Taproot 101
By now, anyone interested in the technical aspect of Bitcoin must have heard the name Taproot. What is it?
Taproot is a Bitcoin update activated in November 2021. It is the most anticipated upgrade since SegWit in 2017. Taproot consists of three Bitcoin Improvement Proposals (BIPs), focusing on Schnorr Signature (BIP 340), Taproot (BIP 341), and Taproot Script (BIP 342), respectively. They have collectively improved Bitcoin's scripting capabilities in efficiency, privacy, and flexibility, without adding new security assumptions.

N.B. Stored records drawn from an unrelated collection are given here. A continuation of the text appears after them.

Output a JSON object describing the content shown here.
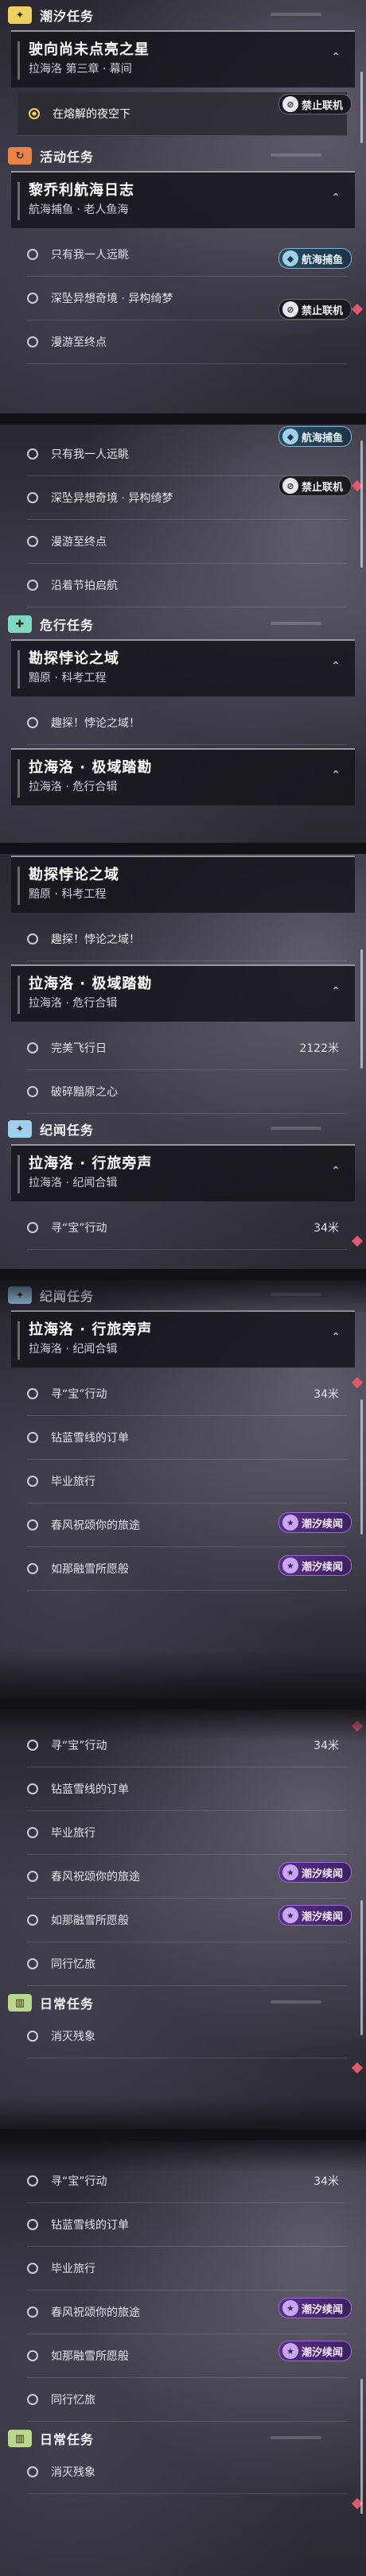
{
  "sections": {
    "chaoxi": {
      "title": "潮汐任务",
      "icon": "✦",
      "color": "#f0d060"
    },
    "event": {
      "title": "活动任务",
      "icon": "↻",
      "color": "#e8844a"
    },
    "danger": {
      "title": "危行任务",
      "icon": "✚",
      "color": "#7fd8c0"
    },
    "wenji": {
      "title": "纪闻任务",
      "icon": "✦",
      "color": "#9fd0f0"
    },
    "daily": {
      "title": "日常任务",
      "icon": "▥",
      "color": "#b8d88a"
    }
  },
  "quests": {
    "main": {
      "title": "驶向尚未点亮之星",
      "subtitle": "拉海洛 第三章 · 幕间"
    },
    "navigation": {
      "title": "黎乔利航海日志",
      "subtitle": "航海捕鱼 · 老人鱼海"
    },
    "explore": {
      "title": "勘探悖论之域",
      "subtitle": "黯原 · 科考工程"
    },
    "extreme": {
      "title": "拉海洛 · 极域踏勘",
      "subtitle": "拉海洛 · 危行合辑"
    },
    "travel": {
      "title": "拉海洛 · 行旅旁声",
      "subtitle": "拉海洛 · 纪闻合辑"
    }
  },
  "tasks": {
    "night_sky": "在熔解的夜空下",
    "alone": "只有我一人远眺",
    "deep_sea": "深坠异想奇境 · 异构绮梦",
    "drift": "漫游至终点",
    "rhythm": "沿着节拍启航",
    "paradox": "趣探！悖论之域！",
    "flight": "完美飞行日",
    "flight_dist": "2122米",
    "core": "破碎黯原之心",
    "treasure": "寻“宝”行动",
    "treasure_dist": "34米",
    "snow_order": "钻蓝雪线的订单",
    "graduate": "毕业旅行",
    "spring": "春风祝颂你的旅途",
    "snow_wish": "如那融雪所愿般",
    "company": "同行忆旅",
    "vanish": "消灭残象"
  },
  "badges": {
    "no_coop": "禁止联机",
    "fishing": "航海捕鱼",
    "chaoxi_story": "潮汐续闻"
  },
  "icons": {
    "badge_coop": "person-slash-icon",
    "badge_fish": "fish-icon",
    "badge_story": "star-icon",
    "chevron": "chevron-up-icon"
  }
}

So, have you ever wondered whether these fancy techniques can be applied to other blockchains? The answer is yes, and this post will explain how. These techniques have values beyond their implementations in Bitcoin; with proper adaptations, we can bring their merits to CKB (Common Knowledge Base) blockchain as well.
Before diving into the details, let’s get familiar with Taproot 101 first. For those who are already familiar with Taproot, feel free to skip to the next section.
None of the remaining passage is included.